Mushroom poisoning is classified into two large groups based on whether the time elapsed from intake to symptom occurrence is shorter or longer than 6 hours. Poisonings caused by the Amanita and Cortinarius genera belong to the latter group (2-21 days). The potential occurrence of mixed syndromes due to the concomitant intake of several species, as occurred in our case, should also be taken into account.

Species from the genus Cortinarius have two types of toxins, cortinarins and orellanines. Orellanines show a high renal tropism, inhibiting protein synthesis in tubular cells. Orellanine degradation produces oxygen free radicals and glutathione depletion. Orellanines remain in renal tissue for up to 6 months after intake.

Renal failure occurs in 30%-75% of all poisonings depending on individual sensitivity and the amount ingested. End-stage chronic renal failure occurs in approximately one third, temporal haemodialysis is required in another third in which total or partial recovery of kidney function is subsequently achieved, and the remaining third experience no renal damage.
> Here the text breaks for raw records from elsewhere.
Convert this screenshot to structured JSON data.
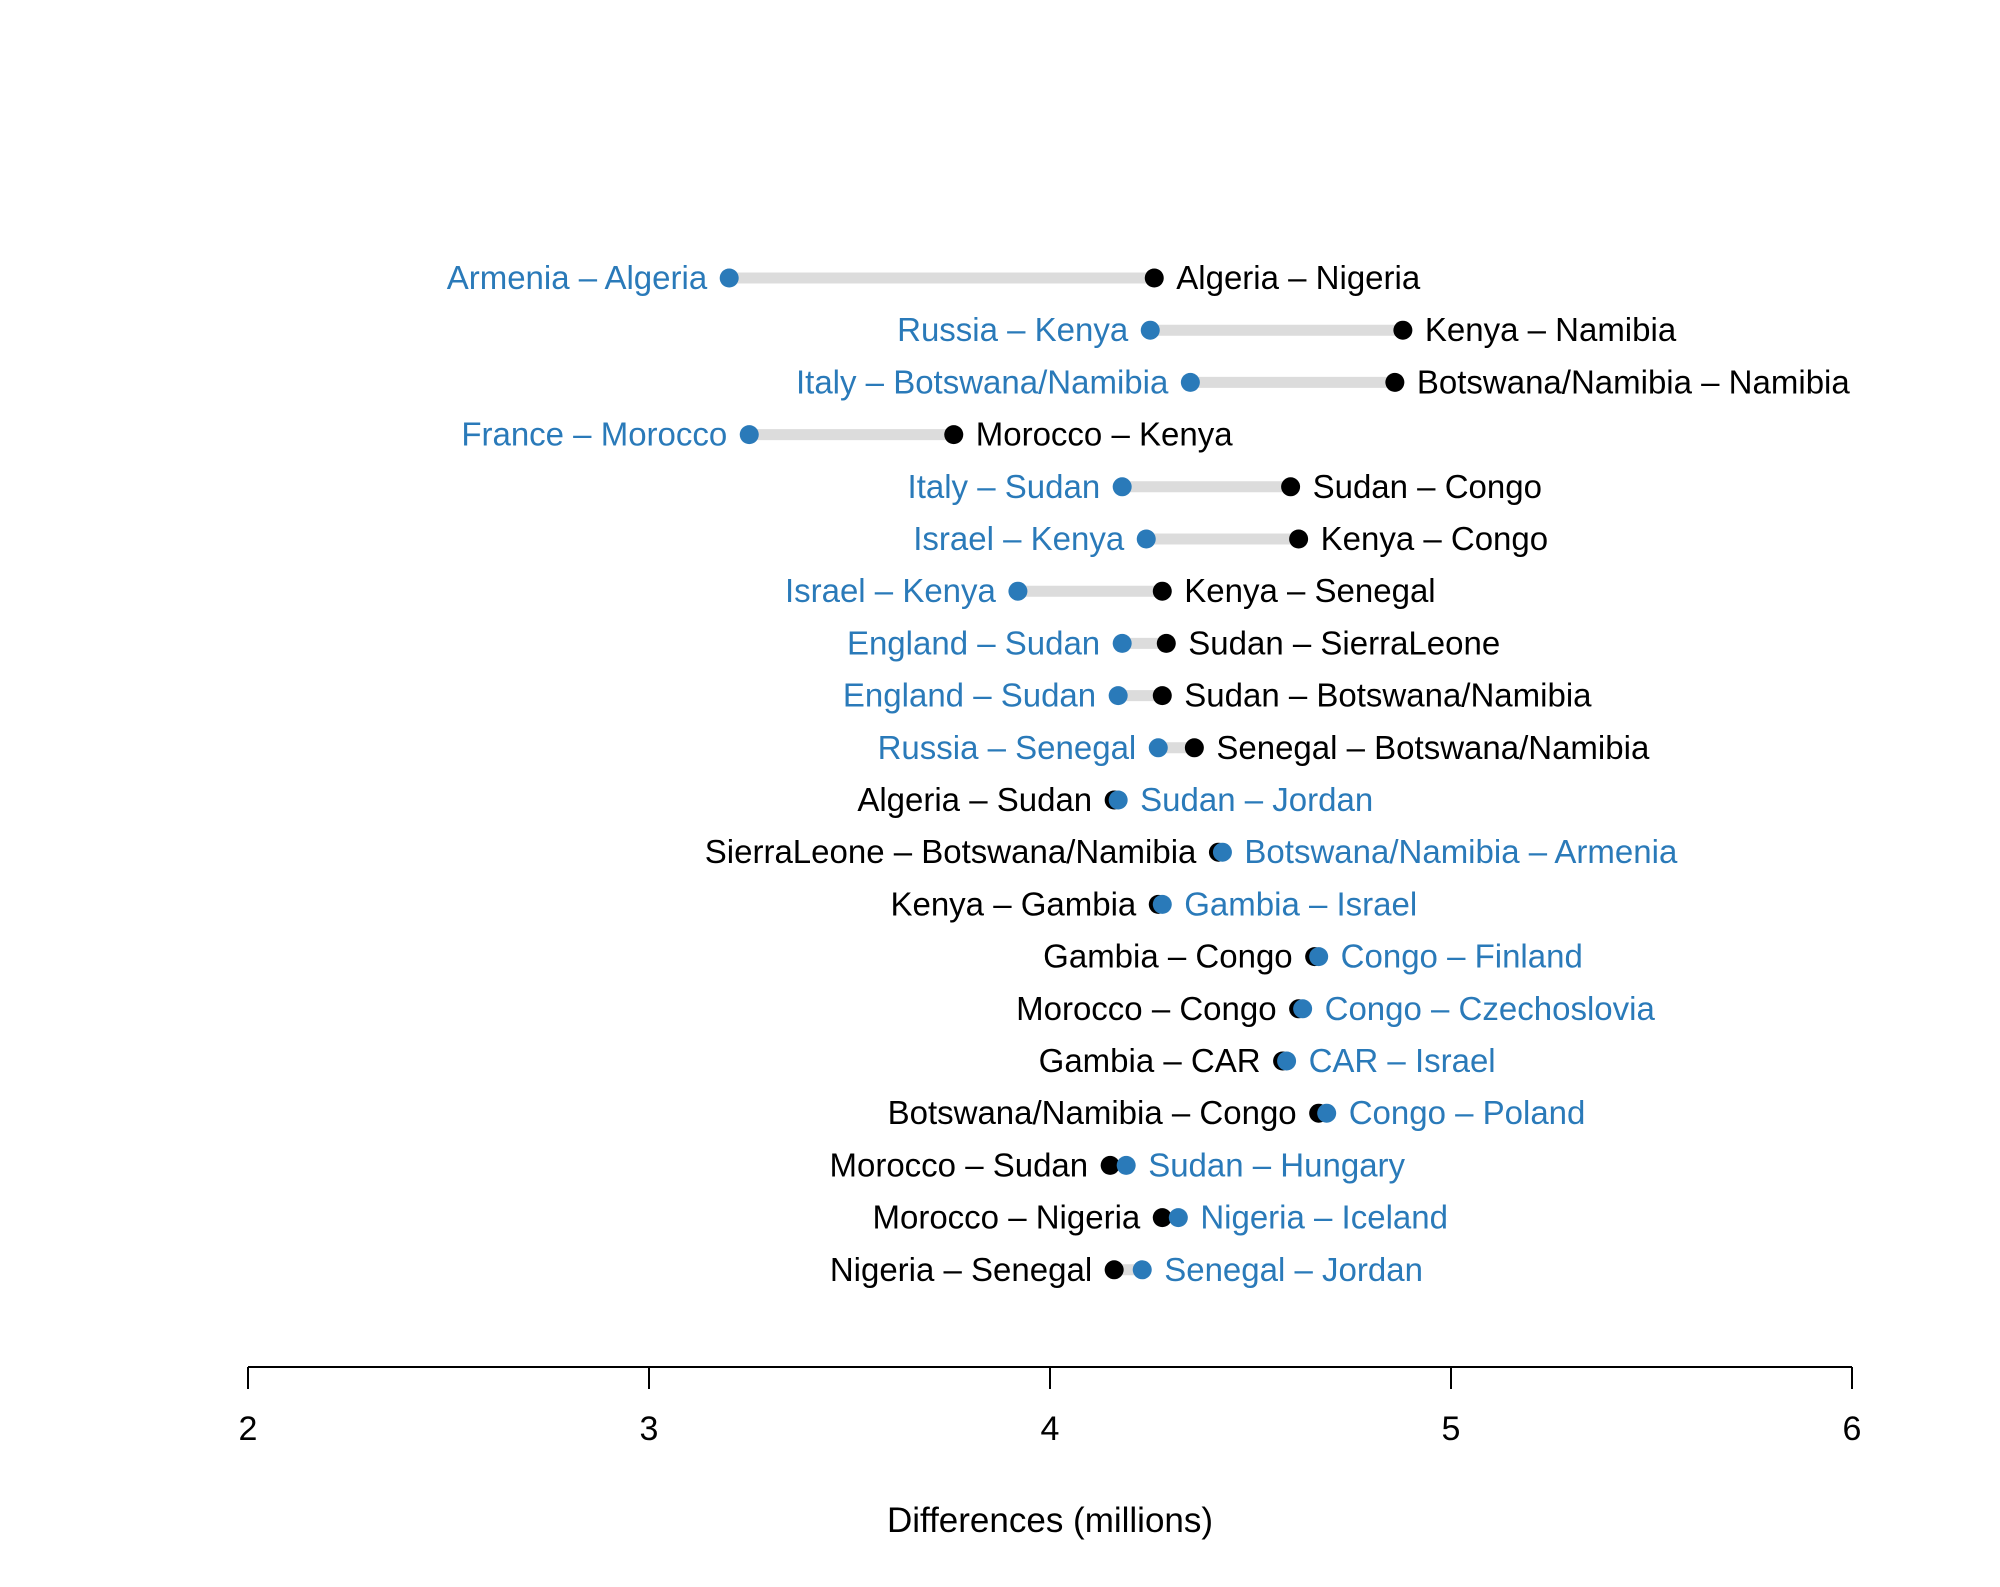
{
  "chart_data": {
    "type": "dumbbell",
    "xlabel": "Differences (millions)",
    "xlim": [
      2,
      6
    ],
    "xticks": [
      2,
      3,
      4,
      5,
      6
    ],
    "colors": {
      "blue": "#2a7ab9",
      "black": "#000000",
      "connector": "#dcdcdc"
    },
    "rows": [
      {
        "blue_label": "Armenia – Algeria",
        "blue_value": 3.2,
        "black_label": "Algeria – Nigeria",
        "black_value": 4.26
      },
      {
        "blue_label": "Russia – Kenya",
        "blue_value": 4.25,
        "black_label": "Kenya – Namibia",
        "black_value": 4.88
      },
      {
        "blue_label": "Italy – Botswana/Namibia",
        "blue_value": 4.35,
        "black_label": "Botswana/Namibia – Namibia",
        "black_value": 4.86
      },
      {
        "blue_label": "France – Morocco",
        "blue_value": 3.25,
        "black_label": "Morocco – Kenya",
        "black_value": 3.76
      },
      {
        "blue_label": "Italy – Sudan",
        "blue_value": 4.18,
        "black_label": "Sudan – Congo",
        "black_value": 4.6
      },
      {
        "blue_label": "Israel – Kenya",
        "blue_value": 4.24,
        "black_label": "Kenya – Congo",
        "black_value": 4.62
      },
      {
        "blue_label": "Israel – Kenya",
        "blue_value": 3.92,
        "black_label": "Kenya – Senegal",
        "black_value": 4.28
      },
      {
        "blue_label": "England – Sudan",
        "blue_value": 4.18,
        "black_label": "Sudan – SierraLeone",
        "black_value": 4.29
      },
      {
        "blue_label": "England – Sudan",
        "blue_value": 4.17,
        "black_label": "Sudan – Botswana/Namibia",
        "black_value": 4.28
      },
      {
        "blue_label": "Russia – Senegal",
        "blue_value": 4.27,
        "black_label": "Senegal – Botswana/Namibia",
        "black_value": 4.36
      },
      {
        "blue_label": "Sudan – Jordan",
        "blue_value": 4.17,
        "black_label": "Algeria – Sudan",
        "black_value": 4.16
      },
      {
        "blue_label": "Botswana/Namibia – Armenia",
        "blue_value": 4.43,
        "black_label": "SierraLeone – Botswana/Namibia",
        "black_value": 4.42
      },
      {
        "blue_label": "Gambia – Israel",
        "blue_value": 4.28,
        "black_label": "Kenya – Gambia",
        "black_value": 4.27
      },
      {
        "blue_label": "Congo – Finland",
        "blue_value": 4.67,
        "black_label": "Gambia – Congo",
        "black_value": 4.66
      },
      {
        "blue_label": "Congo – Czechoslovia",
        "blue_value": 4.63,
        "black_label": "Morocco – Congo",
        "black_value": 4.62
      },
      {
        "blue_label": "CAR – Israel",
        "blue_value": 4.59,
        "black_label": "Gambia – CAR",
        "black_value": 4.58
      },
      {
        "blue_label": "Congo – Poland",
        "blue_value": 4.69,
        "black_label": "Botswana/Namibia – Congo",
        "black_value": 4.67
      },
      {
        "blue_label": "Sudan – Hungary",
        "blue_value": 4.19,
        "black_label": "Morocco – Sudan",
        "black_value": 4.15
      },
      {
        "blue_label": "Nigeria – Iceland",
        "blue_value": 4.32,
        "black_label": "Morocco – Nigeria",
        "black_value": 4.28
      },
      {
        "blue_label": "Senegal – Jordan",
        "blue_value": 4.23,
        "black_label": "Nigeria – Senegal",
        "black_value": 4.16
      }
    ]
  }
}
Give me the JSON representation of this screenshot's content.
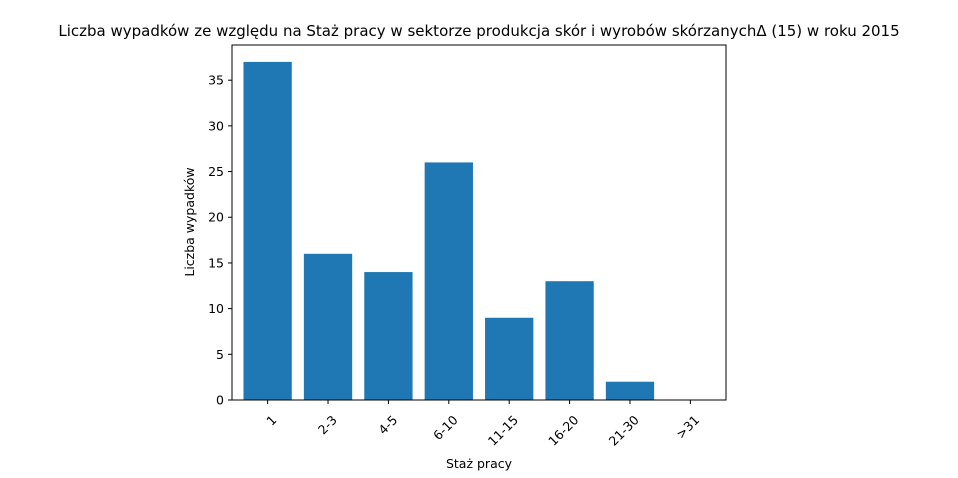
{
  "chart_data": {
    "type": "bar",
    "title": "Liczba wypadków ze względu na Staż pracy w sektorze produkcja skór i wyrobów skórzanychΔ (15) w roku 2015",
    "xlabel": "Staż pracy",
    "ylabel": "Liczba wypadków",
    "categories": [
      "1",
      "2-3",
      "4-5",
      "6-10",
      "11-15",
      "16-20",
      "21-30",
      ">31"
    ],
    "values": [
      37,
      16,
      14,
      26,
      9,
      13,
      2,
      0
    ],
    "ylim": [
      0,
      38.85
    ],
    "yticks": [
      0,
      5,
      10,
      15,
      20,
      25,
      30,
      35
    ],
    "bar_color": "#1f77b4",
    "grid": false,
    "x_tick_rotation": 45
  }
}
Non-specific gastrointestinal symptoms initially occur. These are associated to urinary frequency, that is occasionally followed by an oliguric phase with onset of uremic symptoms. Hepatic damage is rare, and some cases of transient cytolysis have only been reported.

Renal biopsy mainly shows interstitial nephritis with tubular necrosis and infiltration by lymphocytes, plasma cells, and PMNs with no glomerular involvement.

There is no specific antidote. Treatment should be supportive and symptomatic. Haemodialysis and plasmapheresis are not effective for toxin removal because of the long symptom-free period involved in late diagnosis. However, good results have been reported in some cases when performed within 5 days of poisoning. Use of corticoids and N-acetylcysteine for its antioxidant and glutathione-donating effect has been reported, but their efficacy is controversial.